© Reuters. FILE PHOTO: The company’s logo is seen at the new cell and gene therapy factory of Swiss drugmaker Novartis in Stein, Switzerland, November 28, 2019. REUTERS/Arnd Wiegmann/File Photo
By Ludwig Burger
FRANKFURT (Reuters) -Novartis on Tuesday raised its full-year earnings forecast on strong drug sales and mapped out the planned separation and stock market debut of its generic medicines division Sandoz for early October.
The Swiss drugmaker said in a statement it expected group core operating income to grow by a “low double-digit” percentage in 2023, up from high single-digit growth previously projected.
Novartis shareholders will vote on the proposed Sandoz spin-off and complete separation at an extraordinary general meeting on Sept. 15.
A listing on the SIX Swiss Exchange, combined with an American Depositary Receipt programme in the United States, was scheduled for early the following month, said Chief Financial Officer Harry Kirsch.
Second-quarter group sales rose 7% to $13.6 billion, above an analyst consensus of $13.2 billion, Refinitiv Eikon data showed, while adjusted operating profit increased 9% to $4.67 billion, surpassing a consensus of about $4.3 billion.
Gains were driven by better-than-expected sales of heart failure drug Entresto, up 37% in local currencies at $1.52 billion.
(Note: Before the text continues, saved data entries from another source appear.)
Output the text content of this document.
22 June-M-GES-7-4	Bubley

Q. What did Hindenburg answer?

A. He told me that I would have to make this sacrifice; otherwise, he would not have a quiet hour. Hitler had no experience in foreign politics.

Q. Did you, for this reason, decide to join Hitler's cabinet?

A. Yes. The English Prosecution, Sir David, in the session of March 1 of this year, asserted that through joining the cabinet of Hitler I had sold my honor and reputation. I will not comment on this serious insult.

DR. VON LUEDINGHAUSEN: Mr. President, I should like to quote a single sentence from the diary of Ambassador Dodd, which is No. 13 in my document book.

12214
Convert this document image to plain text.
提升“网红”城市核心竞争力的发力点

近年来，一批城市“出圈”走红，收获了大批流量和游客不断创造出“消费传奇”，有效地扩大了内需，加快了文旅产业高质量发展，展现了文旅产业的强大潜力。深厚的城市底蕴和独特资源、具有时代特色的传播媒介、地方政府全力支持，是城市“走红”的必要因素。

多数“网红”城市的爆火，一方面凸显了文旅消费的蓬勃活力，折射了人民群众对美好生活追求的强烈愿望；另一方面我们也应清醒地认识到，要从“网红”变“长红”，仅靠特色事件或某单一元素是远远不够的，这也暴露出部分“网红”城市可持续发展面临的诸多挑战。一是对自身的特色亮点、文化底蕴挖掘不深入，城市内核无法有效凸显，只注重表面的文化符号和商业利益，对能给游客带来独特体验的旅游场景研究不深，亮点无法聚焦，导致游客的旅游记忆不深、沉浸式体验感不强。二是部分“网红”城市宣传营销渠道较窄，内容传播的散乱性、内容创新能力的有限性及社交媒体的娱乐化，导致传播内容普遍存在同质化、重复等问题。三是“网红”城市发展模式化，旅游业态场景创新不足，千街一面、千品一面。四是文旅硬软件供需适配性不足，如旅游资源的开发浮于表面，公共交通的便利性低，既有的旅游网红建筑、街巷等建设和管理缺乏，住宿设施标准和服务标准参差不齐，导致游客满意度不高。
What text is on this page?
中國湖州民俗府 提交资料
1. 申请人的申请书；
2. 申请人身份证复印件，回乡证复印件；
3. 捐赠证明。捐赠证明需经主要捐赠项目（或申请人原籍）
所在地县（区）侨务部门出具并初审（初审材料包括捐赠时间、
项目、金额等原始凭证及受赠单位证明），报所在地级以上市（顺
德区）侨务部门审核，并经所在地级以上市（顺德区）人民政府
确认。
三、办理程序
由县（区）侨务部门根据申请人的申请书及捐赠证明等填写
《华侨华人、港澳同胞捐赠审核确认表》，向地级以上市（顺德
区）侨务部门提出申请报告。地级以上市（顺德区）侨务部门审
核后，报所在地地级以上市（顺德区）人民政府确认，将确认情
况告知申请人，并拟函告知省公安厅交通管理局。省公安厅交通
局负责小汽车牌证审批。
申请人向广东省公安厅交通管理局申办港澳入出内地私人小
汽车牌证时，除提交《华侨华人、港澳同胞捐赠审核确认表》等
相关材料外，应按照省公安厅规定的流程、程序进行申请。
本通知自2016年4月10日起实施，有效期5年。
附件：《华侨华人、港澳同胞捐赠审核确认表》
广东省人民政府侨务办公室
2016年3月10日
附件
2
Novartis is in a legal battle with generic drugmakers seeking to launch cheaper copies ahead of an anticipated end to Entresto’s patent protection in 2025.
Kesimpta, a new once-a-month injection against multiple sclerosis, also beat expectations with quarterly revenues more than doubling to $489 million.
Sales of newly launched Pluvicto, a radiotherapy against prostate cancer, came in at $240 million after a manufacturing facility upgrade in New Jersey helped to overcome production shortages.
“It’s really a broad-based growth on the whole portfolio,” CFO Kirsch said on a media call.
The shares jumped 3.5% to 87.97 Swiss francs, their highest in more than a week, with JP Morgan analysts pointing to a strong set of results.
Sandoz, which analysts have said accounts for slightly over 10% of the group’s value, would have a “low-to-mid single-digit” billion dollar amount in net financial debt, consistent with a “BBB” investment grade credit rating, Kirsch added.
Sandoz, which accounted for about 10% of group core operating profit of $16.7 billion last year, was put under a strategic review by Novartis CEO Vas Narasimhan in 2021 following mounting pricing pressures in the U.S. off-patent drug sector.
As a standalone group, it will be banking on growth in the lucrative segment of biosimilars, cheaper versions of off-patent biotech injection drugs that are made from modified living cells, competing with Fresenius, unlisted Boehringer Ingelheim, Organon Teva and Amgen (NASDAQ:).
Swiss pharma major Novartis is also initiating a previously flagged share buyback programme worth up to $15 billion to be completed by year-end 2025, following the completion its previous share buyback in June 2023.